COVID-19 Policies: As live music reopens across the country, we, along with other venues, are prioritizing the health and wellness of our guests and staff while closely monitoring all government guidelines and recommendations regarding the spread of infectious disease. We anticipate having limited venue capacity and requiring face coverings for all staff and guests for the foreseeable future. Additionally, tickets will only be available for parties of 2 or larger, due to social distancing restrictions.
Box Office: The Tin Pan charges lower fees for box office versus online sales. Our box office is open Mon-Fri 12PM-5PM. Please visit us during those hours or call 804-447-8189.
“This is the culmination of my whole life in music, coming back to my gospel roots,” says Paul Thorn about his newest album, Don’t Let the Devil Ride. “My message on this record is ‘let’s get together’—I want to help lighten your load and make you smile.”

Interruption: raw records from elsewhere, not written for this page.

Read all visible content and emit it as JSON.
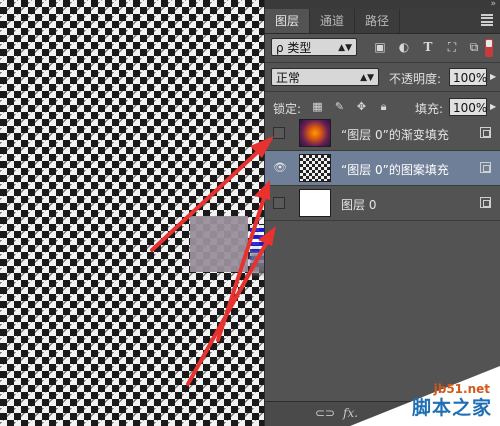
{
  "tabs": [
    {
      "label": "图层",
      "active": true
    },
    {
      "label": "通道",
      "active": false
    },
    {
      "label": "路径",
      "active": false
    }
  ],
  "filter": {
    "kind_label": "ρ 类型",
    "icons": [
      "image-filter-icon",
      "adjustment-filter-icon",
      "type-filter-icon",
      "shape-filter-icon",
      "smart-object-filter-icon"
    ]
  },
  "blend": {
    "mode": "正常",
    "opacity_label": "不透明度:",
    "opacity_value": "100%"
  },
  "lock": {
    "label": "锁定:",
    "fill_label": "填充:",
    "fill_value": "100%"
  },
  "layers": [
    {
      "name": "“图层 0”的渐变填充",
      "visible": false,
      "selected": false,
      "thumb": "gradient"
    },
    {
      "name": "“图层 0”的图案填充",
      "visible": true,
      "selected": true,
      "thumb": "pattern"
    },
    {
      "name": "图层 0",
      "visible": false,
      "selected": false,
      "thumb": "white"
    }
  ],
  "bottom_icons": [
    "link-icon",
    "fx-icon"
  ],
  "bottom": {
    "fx_label": "fx."
  },
  "watermark": {
    "site": "jb51.net",
    "text": "脚本之家"
  },
  "colors": {
    "panel_bg": "#535353",
    "selected_layer": "#6e7f97",
    "annotation_arrow": "#e8322f"
  }
}
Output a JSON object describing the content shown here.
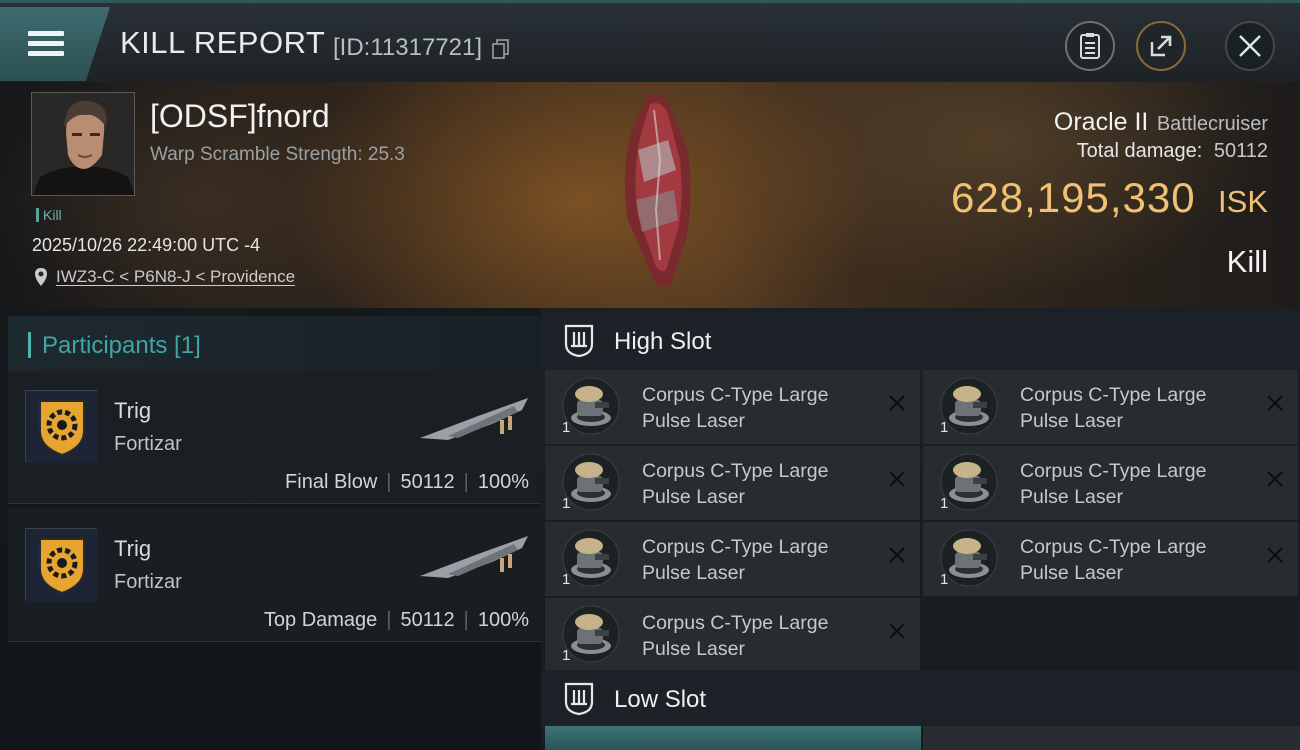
{
  "window": {
    "title": "KILL REPORT",
    "report_id": "[ID:11317721]"
  },
  "victim": {
    "name": "[ODSF]fnord",
    "warp_scramble": "Warp Scramble Strength: 25.3",
    "badge": "Kill",
    "timestamp": "2025/10/26 22:49:00 UTC -4",
    "location": "IWZ3-C < P6N8-J < Providence",
    "ship_name": "Oracle II",
    "ship_class": "Battlecruiser",
    "total_damage_label": "Total damage:",
    "total_damage": "50112",
    "isk_value": "628,195,330",
    "isk_unit": "ISK",
    "result": "Kill"
  },
  "participants": {
    "header": "Participants [1]",
    "cards": [
      {
        "name": "Trig",
        "ship": "Fortizar",
        "role": "Final Blow",
        "damage": "50112",
        "percent": "100%"
      },
      {
        "name": "Trig",
        "ship": "Fortizar",
        "role": "Top Damage",
        "damage": "50112",
        "percent": "100%"
      }
    ]
  },
  "slots": {
    "high": {
      "label": "High Slot",
      "modules": [
        {
          "line1": "Corpus C-Type Large",
          "line2": "Pulse Laser",
          "qty": "1"
        },
        {
          "line1": "Corpus C-Type Large",
          "line2": "Pulse Laser",
          "qty": "1"
        },
        {
          "line1": "Corpus C-Type Large",
          "line2": "Pulse Laser",
          "qty": "1"
        },
        {
          "line1": "Corpus C-Type Large",
          "line2": "Pulse Laser",
          "qty": "1"
        },
        {
          "line1": "Corpus C-Type Large",
          "line2": "Pulse Laser",
          "qty": "1"
        },
        {
          "line1": "Corpus C-Type Large",
          "line2": "Pulse Laser",
          "qty": "1"
        },
        {
          "line1": "Corpus C-Type Large",
          "line2": "Pulse Laser",
          "qty": "1"
        }
      ]
    },
    "low": {
      "label": "Low Slot"
    }
  },
  "colors": {
    "accent": "#3fa5a5",
    "isk": "#f0c172"
  }
}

The son of a preacher man, Mississippi-raised Thorn spent much of his childhood in church, participating in multiple weekly services with his father as well as at neighboring African American congregations, where he became entranced with the music whose infectious spirit is captured on the new album.
Don’t Let the Devil Ride collects soulful songs originally cut by black southern gospel groups, and features guests Blind Boys of Alabama, the McCrary Sisters, the Preservation Hall Jazz Horns, and Bonnie Bishop.
The album was recorded at three temples of sound: the Sam C. Phillips Recording studio, whose namesake gave another son of Tupelo his start; at FAME Studios in Muscle Shoals, where Thorn worked as a songwriter for legendary producer Rick Hall early in his career; and at Preservation Hall, where horn players from the celebrated jazz venue lent songs a New Orleans vibe.
The new release marks Thorn’s first time recording gospel music, after a dozen albums in roots-rock mode, though his upbringing has previously been reflected in his creation of a body of strikingly original songs. In his own songwriting, Thorn often addresses the foibles of human relationships, although he doesn’t favor the sacred over the profane.